Bagaimana dengan isi sosial media Alex? Penuh dengan poster pelatihan yang beisi wajahnya sendiri, tentu dengan sebutan coach atau trainer menyertai. Saya hampir tidak menemukan unggahan yang menunjukkan di mana seseorang bisa mengakses tulisan miliknya. Ya, tulisan yang setidaknya akan membuat orang berdecak dengan sendirinya,”Emang pantas sih, disebut coach.”

Malah belakangan, ketika saya coba mengakses blog yang Alex sertakan di deskripsi Youtubenya, saya baru sadar tulisan-tulisan di sana ternyata berafiliasi dengan partai tertentu. Tentu saja, komunitas yang diakui didirikan olehnya pun melebur dalam website dan kegiatan partai. Isinya? Berantakan. Dari segi ejaan, tata bahasa hingga cara menuliskan opini yang melulu berusaha menyerang pihak tertentu.

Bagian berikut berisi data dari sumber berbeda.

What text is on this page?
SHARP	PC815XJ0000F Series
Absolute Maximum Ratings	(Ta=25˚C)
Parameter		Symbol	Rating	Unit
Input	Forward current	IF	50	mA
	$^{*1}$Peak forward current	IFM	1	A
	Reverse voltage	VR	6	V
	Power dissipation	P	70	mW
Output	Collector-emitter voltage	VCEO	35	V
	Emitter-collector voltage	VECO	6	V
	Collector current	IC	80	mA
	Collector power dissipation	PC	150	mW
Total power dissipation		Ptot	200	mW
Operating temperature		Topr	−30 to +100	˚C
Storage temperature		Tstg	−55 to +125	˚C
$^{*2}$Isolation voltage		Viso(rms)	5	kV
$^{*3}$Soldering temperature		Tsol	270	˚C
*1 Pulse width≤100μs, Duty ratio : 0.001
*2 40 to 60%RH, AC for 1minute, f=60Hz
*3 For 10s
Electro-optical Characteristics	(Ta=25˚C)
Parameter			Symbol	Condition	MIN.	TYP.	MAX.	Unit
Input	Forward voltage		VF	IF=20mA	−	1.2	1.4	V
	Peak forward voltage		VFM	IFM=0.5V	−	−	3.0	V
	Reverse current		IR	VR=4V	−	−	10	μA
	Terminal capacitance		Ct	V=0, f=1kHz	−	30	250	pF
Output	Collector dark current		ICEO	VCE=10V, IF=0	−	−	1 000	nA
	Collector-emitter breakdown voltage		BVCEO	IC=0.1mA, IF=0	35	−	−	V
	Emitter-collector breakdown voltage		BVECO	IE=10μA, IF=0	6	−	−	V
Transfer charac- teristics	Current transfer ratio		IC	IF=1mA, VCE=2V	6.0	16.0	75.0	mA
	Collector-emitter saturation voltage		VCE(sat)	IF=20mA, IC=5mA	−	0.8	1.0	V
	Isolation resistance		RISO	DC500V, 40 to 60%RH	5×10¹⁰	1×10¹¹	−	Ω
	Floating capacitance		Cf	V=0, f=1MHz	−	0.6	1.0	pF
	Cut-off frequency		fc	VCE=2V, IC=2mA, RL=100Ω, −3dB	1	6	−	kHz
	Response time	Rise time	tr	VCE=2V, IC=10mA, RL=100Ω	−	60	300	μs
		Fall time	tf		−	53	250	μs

Kredibelitas juga mengambang karena bahkan, salah satu tulisan anonim, keliru menggunakan istilah konsekwensi yang harusnya konsekuensi. Lebih unik lagi di akhir tulisan, identitas penulis hanya disebut ‘praktisi pendidikan di Malang’. Praktisi pendidikan Malang sebelah mana yang penggunaan kata konsekuensi tidak mengerti? Pak Muhadjir Effendi dan segenap guru honorer tentu akan menangis…

Alex sendiri memang merambah Youtube, setelah puas menyebut diri penulis dengan followers akun sosial media tidak sampai seribu dan akun diprivate itu. Malah dalam Youtubenya, gelar videografer disemat Alex setelah coach dan trainer. Bagaimana kualitas videonya? Kemampuan editingnya sangat dasar, kontennya setara isi grup yang saya pernah dipaksa masuk dan pada berikutnya, lelaki ini membuat video motivasi tentang pencapaiannya mendapat seribu subcribers dengan modal ponsel retak. Wah, keren? Memang ya… apalagi dengan jumlah viewer tiap video yang puluhan tanpa ribu.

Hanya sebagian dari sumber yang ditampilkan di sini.